Appraisal of the Magnetotelluric Galvanic Electric Distortion by Optimisation of the Relation between Amplitude and Phase Tensors

The introduction of the Phase Tensor marked a major breakthrough in the understanding, analysis and treatment of galvanic distortion of the electric field in the Magnetotelluric (MT) method. We build upon a recently formulated impedance tensor decomposition into the known Phase Tensor and an Amplitude Tensor that is shown to be complementary and algebraically independent of the Phase Tensor. This recent decomposition demonstrates that the Amplitude Tensor contains inductive and galvanic information of the subsurface and that the inductive information is physically coupled to the one contained in the Phase Tensor.
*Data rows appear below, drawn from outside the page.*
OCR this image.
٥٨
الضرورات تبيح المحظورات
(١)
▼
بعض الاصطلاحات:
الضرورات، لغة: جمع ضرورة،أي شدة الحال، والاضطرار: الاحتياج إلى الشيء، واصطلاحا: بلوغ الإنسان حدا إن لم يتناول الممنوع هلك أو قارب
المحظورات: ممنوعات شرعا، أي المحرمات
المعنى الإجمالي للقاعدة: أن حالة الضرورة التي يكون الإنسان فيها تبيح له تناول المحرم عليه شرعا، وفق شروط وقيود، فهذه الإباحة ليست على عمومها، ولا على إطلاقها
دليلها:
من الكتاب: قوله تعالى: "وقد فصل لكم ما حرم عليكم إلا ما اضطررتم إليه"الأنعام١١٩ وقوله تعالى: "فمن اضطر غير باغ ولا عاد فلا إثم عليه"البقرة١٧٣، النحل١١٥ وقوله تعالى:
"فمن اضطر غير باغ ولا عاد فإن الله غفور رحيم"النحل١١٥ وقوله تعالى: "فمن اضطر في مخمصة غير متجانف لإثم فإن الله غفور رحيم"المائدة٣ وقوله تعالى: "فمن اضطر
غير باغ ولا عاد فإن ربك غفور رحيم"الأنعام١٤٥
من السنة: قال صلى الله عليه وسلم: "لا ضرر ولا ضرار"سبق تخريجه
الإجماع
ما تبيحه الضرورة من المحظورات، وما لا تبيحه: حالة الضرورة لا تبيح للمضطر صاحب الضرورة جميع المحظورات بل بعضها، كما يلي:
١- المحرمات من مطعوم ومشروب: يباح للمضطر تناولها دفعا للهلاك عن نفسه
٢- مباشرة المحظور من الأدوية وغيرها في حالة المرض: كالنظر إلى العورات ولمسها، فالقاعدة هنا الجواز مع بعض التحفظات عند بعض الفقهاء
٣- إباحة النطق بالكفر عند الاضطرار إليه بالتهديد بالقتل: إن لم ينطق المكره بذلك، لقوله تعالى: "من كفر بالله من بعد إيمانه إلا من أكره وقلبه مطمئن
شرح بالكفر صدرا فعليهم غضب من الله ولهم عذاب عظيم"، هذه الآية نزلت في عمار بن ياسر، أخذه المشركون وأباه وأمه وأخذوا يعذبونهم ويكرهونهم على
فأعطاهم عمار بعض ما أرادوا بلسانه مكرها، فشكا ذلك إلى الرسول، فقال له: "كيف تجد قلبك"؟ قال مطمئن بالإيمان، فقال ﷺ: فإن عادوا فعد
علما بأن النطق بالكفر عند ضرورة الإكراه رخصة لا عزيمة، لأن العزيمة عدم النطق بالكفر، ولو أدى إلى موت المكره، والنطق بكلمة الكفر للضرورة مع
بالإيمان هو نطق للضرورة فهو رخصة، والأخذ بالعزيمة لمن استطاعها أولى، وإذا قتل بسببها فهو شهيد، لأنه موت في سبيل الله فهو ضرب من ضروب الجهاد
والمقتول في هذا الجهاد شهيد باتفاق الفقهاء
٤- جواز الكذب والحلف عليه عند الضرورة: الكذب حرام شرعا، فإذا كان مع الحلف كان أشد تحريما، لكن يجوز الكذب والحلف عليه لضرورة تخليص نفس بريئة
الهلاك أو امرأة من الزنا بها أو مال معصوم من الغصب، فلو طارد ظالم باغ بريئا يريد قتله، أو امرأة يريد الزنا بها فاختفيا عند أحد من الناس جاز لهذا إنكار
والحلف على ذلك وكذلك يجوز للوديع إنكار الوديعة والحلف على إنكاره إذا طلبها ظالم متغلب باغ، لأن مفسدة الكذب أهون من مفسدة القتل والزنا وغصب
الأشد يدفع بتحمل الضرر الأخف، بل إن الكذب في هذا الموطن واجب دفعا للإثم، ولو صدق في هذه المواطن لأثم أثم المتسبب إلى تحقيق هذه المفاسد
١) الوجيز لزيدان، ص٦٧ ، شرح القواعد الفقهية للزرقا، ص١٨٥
In this work we present an algorithm that employs this last finding to show that the MT galvanic electric distortion tensor can be separated from the inductive Amplitude Tensor and hence, that this distortion can be recovered for any given data up to a single constant usually denoted as galvanic shift. Firstly, to illustrate distortion effects on the Amplitude Tensor, we manually apply distortion by matrix multiplication to synthetic impedance tensor data. Then, we use the observations of that analysis to define an objective function, which minimises when there is no distortion present in the Amplitude Tensor. Secondly, we describe our algorithm that employs a genetic algorithm to find the optimal distortion tensor needed to correct the Amplitude Tensor, and therewith the impedance tensor. Lastly, we test the performance of the proposed methodology on synthetic data of known distortion and random distortion, and on four real data sets. The real data sets, lit007/lit008 and lit901/lit902, demonstrate the utility of the proposed algorithm by revealing geological expected results in the impedance data for the first time, which could not be achieved before by alternative methods.